Russland „sollte nichts Großartiges erwarten, wir sollten nur für uns selbst hoffen“, sagte Aleksei Tschepa („Gerechtes Russland“), erster Stellvertretender Vorsitzender des Auswärtigen Ausschusses der Staatsduma. Seiner Ansicht nach wird das Sanktionsregime gegen Russland nach der Wahl Trumps fortbestehen, aber die US-Politik im Nahen Osten und in der Ukraine könnte sich ändern. 

„Ich sehe keinen russischen Politiker, der mit Champagner auf Trumps Sieg anstößt, schließlich gibt es bereits Erfahrungen“, sagte stattdessen Dmitri Nowikow (KPRF), Erster Stellvertretender Vorsitzender des Duma-Ausschusses für internationale Angelegenheiten.

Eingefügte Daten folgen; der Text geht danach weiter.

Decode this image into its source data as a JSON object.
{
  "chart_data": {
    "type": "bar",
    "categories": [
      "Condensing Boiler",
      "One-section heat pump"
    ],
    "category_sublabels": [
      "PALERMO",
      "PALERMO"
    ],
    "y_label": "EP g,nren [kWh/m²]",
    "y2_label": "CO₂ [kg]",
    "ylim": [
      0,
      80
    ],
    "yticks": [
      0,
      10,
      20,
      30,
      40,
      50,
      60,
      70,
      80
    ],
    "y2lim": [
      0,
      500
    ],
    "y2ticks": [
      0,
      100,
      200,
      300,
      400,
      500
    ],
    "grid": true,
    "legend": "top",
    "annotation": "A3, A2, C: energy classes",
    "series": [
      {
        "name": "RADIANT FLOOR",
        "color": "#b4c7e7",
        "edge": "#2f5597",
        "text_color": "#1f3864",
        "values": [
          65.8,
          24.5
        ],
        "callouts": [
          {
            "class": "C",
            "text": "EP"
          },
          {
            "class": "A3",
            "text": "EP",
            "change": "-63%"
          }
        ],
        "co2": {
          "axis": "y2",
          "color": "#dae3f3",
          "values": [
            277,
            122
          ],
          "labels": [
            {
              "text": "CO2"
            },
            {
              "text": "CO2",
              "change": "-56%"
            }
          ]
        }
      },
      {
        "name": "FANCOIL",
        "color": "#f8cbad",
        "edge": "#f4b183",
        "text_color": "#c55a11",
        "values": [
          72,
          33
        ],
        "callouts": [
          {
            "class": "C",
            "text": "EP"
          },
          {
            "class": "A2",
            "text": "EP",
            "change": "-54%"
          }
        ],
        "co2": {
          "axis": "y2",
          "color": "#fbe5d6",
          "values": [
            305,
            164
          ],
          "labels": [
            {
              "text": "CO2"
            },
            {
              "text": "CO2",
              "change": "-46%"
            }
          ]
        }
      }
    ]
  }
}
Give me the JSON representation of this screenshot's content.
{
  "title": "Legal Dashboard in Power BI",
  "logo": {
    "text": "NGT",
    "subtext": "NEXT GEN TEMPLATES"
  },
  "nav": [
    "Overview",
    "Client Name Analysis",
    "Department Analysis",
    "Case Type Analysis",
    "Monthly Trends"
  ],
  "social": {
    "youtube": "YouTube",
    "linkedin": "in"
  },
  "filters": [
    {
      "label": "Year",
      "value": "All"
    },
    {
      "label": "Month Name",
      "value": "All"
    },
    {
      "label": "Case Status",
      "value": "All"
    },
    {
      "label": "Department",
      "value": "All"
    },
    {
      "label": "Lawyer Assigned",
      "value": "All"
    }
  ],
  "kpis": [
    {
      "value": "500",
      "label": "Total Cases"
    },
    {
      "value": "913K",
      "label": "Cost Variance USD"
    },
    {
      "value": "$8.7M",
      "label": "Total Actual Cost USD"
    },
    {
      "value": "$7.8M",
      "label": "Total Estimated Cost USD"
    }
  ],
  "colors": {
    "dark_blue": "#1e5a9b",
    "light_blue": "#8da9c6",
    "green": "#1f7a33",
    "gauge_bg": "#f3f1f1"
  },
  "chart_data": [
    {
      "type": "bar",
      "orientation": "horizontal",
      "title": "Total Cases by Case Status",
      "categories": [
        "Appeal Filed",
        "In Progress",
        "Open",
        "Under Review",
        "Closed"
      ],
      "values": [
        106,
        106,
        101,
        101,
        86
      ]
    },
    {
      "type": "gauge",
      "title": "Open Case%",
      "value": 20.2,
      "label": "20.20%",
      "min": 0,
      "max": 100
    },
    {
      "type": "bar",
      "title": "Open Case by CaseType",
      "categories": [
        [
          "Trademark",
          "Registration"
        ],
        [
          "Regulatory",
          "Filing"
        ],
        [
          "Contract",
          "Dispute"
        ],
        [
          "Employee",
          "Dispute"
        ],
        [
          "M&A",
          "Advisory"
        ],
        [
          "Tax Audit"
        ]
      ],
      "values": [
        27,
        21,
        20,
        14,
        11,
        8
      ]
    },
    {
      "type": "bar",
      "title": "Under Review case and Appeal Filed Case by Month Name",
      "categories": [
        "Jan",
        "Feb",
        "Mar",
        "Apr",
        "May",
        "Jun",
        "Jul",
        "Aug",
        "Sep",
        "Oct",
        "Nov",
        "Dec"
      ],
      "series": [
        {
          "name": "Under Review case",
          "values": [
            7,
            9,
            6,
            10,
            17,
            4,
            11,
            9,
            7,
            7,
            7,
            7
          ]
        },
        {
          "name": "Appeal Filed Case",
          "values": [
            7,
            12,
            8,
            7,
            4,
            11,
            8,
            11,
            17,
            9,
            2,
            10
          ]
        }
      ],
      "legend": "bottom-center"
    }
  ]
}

Für viele ist das wichtigste Thema in den amerikanisch-russischen Beziehungen der Krieg in der Ukraine. Der Politikwissenschaftler Sergej Markow, der als Kreml-nah gilt, sagte zu einem möglichen Friedensplan: „Russland wird Trumps Friedensplan für die Ukraine ablehnen. Der Plan widerspricht mehreren wichtigen Faktoren. Er ist eine Wiederholung der Vereinbarungen von Minsk 1 und Minsk 2. Diese Abkommen wurden als Friedensbrecher benutzt, um die ukrainische Armee mit Waffen zu versorgen. Diese Abkommen wurden als Friedenspause genutzt, um die ukrainische Armee mit Waffen zu versorgen und den terroristischen und repressiven Charakter des ukrainischen Regimes zu stärken. Und dann nahm Kiew die Feindseligkeiten wieder auf. Das Problem des Verbots der russischen Sprache und der gewaltsamen Zerschlagung der russischen Identität in der Ukraine durch terroristische Methoden wurde nicht gelöst. Das Problem der erzwungenen Zerschlagung der orthodoxen Kirche in der Ukraine, die seit 10 Jahrhunderten die Völker Russlands und der Ukraine zu einer Nation vereint, ist nicht gelöst. Das Problem des direkten politischen Terrors in der Ukraine ist nicht gelöst. Kramatorsk, Slawjansk, Pokrowsk, Saporoschje, Cherson, Städte, die rechtlich zu Russland gehören. Dieses Problem wird in dem Plan völlig ignoriert. NATO-Truppen in der entmilitarisierten Zone in der Ukraine? Russland wird niemals zustimmen“.

Kurz gesagt, es ist noch zu früh für Begeisterung. Der Weg zu einer eventuellen Verständigung zwischen den USA und Russland erweist sich auch nach der Wahl Trumps als ausgesprochen lang und beschwerlich.